Un burgués criollo visto por Quino.

La impostergable democratización de los medios de comunicación y redes digitales

Para resumir: los medios hegemónicos y gran parte de las ONG que actúan en la región (algunas de las cuales se mimetizan con las numerosas «iglesias neopentecostales» que proliferaron en los últimos tiempos) son un dispositivo fundamental para captar las conciencias y las voluntades de los intelectuales y desde allí proyectar una influencia ideológica aplastante sobre la sociedad civil, o si se quiere, el imaginario popular. En el caso latinoamericano, la lucha contra la hegemonía del neoliberalismo y las pretensiones restauradoras que intentan revertir la reaparición de un inesperado «segundo ciclo progresista» ha movilizado ingentes recursos del imperialismo y sus aliados locales.

En este contexto histórico, se impone avanzar en la progresiva democratización de los medios de comunicación y las redes digitales. Si el espacio público y los medios de comunicación que constituyen su sistema nervioso no pueden ser democratizados, la democracia política poco a poco se irá vaciando de contenido y se convertirá en una intrascendente rutina ciudadana castrada de potencialidades transformadoras.

Desgraciadamente, la izquierda demoró mucho en tomar nota de todo esto. Pero el imperio, por el contrario, siempre tuvo un oído muy perceptivo a la necesidad de controlar la conciencia de sus súbditos y vasallos, dentro y fuera de Estados Unidos. No de otra manera se puede comprender la temprana importancia asignada a los estudios de opinión pública y comportamiento de los consumidores por la sociología estadunidense desde los años treinta del siglo pasado en adelante. Estudios orientados a fines prácticos muy concretos: modelar la conciencia, los deseos y los valores de la población, en una escalada interminable que comenzó con investigaciones motivacionales para dilucidar los mecanismos psicosociales puestos en marcha en las estrategias de los consumidores en la sociedad de masas hasta llegar hoy a los focus groups y las sutiles e insidiosas tácticas del marketing neuropolítico y el uso de algoritmos para conocer qué es lo que quiere escuchar ya no el consumidor sino el electorado, quién quiere que se lo diga y cómo, y de ese modo garantizar que los personajes «correctos» y «aceptables» triunfen en las elecciones, fabricando candidatos con el perfil exacto de lo que anhela la amorfa y cada vez más «deseducada» ciudadanía.

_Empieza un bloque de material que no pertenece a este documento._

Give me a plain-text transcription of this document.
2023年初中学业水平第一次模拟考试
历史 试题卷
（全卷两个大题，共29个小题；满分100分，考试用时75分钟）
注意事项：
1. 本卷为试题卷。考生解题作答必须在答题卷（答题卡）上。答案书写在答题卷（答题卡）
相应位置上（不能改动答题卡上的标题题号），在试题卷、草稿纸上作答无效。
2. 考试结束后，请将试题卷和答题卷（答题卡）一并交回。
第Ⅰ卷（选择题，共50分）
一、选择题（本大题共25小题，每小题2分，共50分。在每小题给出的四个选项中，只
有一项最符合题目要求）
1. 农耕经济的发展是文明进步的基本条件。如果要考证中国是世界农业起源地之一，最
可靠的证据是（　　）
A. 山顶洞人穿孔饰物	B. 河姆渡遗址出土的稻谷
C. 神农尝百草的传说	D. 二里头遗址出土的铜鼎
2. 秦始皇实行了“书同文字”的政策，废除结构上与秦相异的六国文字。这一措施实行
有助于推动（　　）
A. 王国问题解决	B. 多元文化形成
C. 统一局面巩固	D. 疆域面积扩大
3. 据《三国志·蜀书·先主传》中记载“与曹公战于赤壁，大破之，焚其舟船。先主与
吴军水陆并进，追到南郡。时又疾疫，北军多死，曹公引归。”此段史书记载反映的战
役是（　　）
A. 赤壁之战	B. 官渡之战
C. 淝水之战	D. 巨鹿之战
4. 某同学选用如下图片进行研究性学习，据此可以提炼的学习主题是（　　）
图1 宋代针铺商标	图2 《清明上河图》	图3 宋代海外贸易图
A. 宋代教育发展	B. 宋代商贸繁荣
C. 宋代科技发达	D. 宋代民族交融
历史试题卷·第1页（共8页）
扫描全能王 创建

En esta sorda pero dura «batalla de ideas», emprendida por el imperio antes que por la izquierda, el papel de los medios de comunicación es de excepcional importancia en las sociedades contemporáneas (9). Ahora bien, la eficacia manipulatoria de los medios creció paso a paso con su fenomenal proceso de concentración de la propiedad por dos razones: a) porque los medios se fueron aglutinando en un pequeño núcleo de propietarios —que luego se transnacionalizó— dotado de una capacidad de chantaje y extorsión que puede colocar a gran parte de los gobiernos de rodillas ante sus demandas; b) porque los contenidos que aquellos difunden y su organización y las características de su inserción en el éter están fuera de cualquier tipo de control democrático. Los monopolios mediáticos se escudan detrás de la defensa de la propiedad privada, la libertad de prensa y de pensamiento para desbaratar cualquier intento de regulación democrática de sus actividades. Aducen, también, que al ser entidades de derecho privado esos medios se deben encontrar a salvo de cualquier clase de fiscalización estatal que pudiera erigir trabas a su derecho a disponer de ellos de la forma que sus propietarios estimen más conveniente. Pero si bien son privados en cuanto al régimen que preserva sus relaciones de propiedad, por sus efectos y sus consecuencias son entes eminentemente públicos y por lo tanto deben ser sometidos a control democrático. Cabe recordar aquí las incisivas observaciones de Antonio Gramsci sobre este asunto, aplicado en su caso al papel público que tenían otras instituciones no estatales en la Italia de finales del siglo XIX, como la iglesia, y la necesidad de la fiscalización democrática de sus actividades educacionales. En el caso latinoamericano esta concentración se encuentra en los casos de Televisa y TV Azteca de México; O Globo y la Record en Brasil; Clarín y La Nación en Argentina; y El Mercurio y el grupo Copesa en Chile (10).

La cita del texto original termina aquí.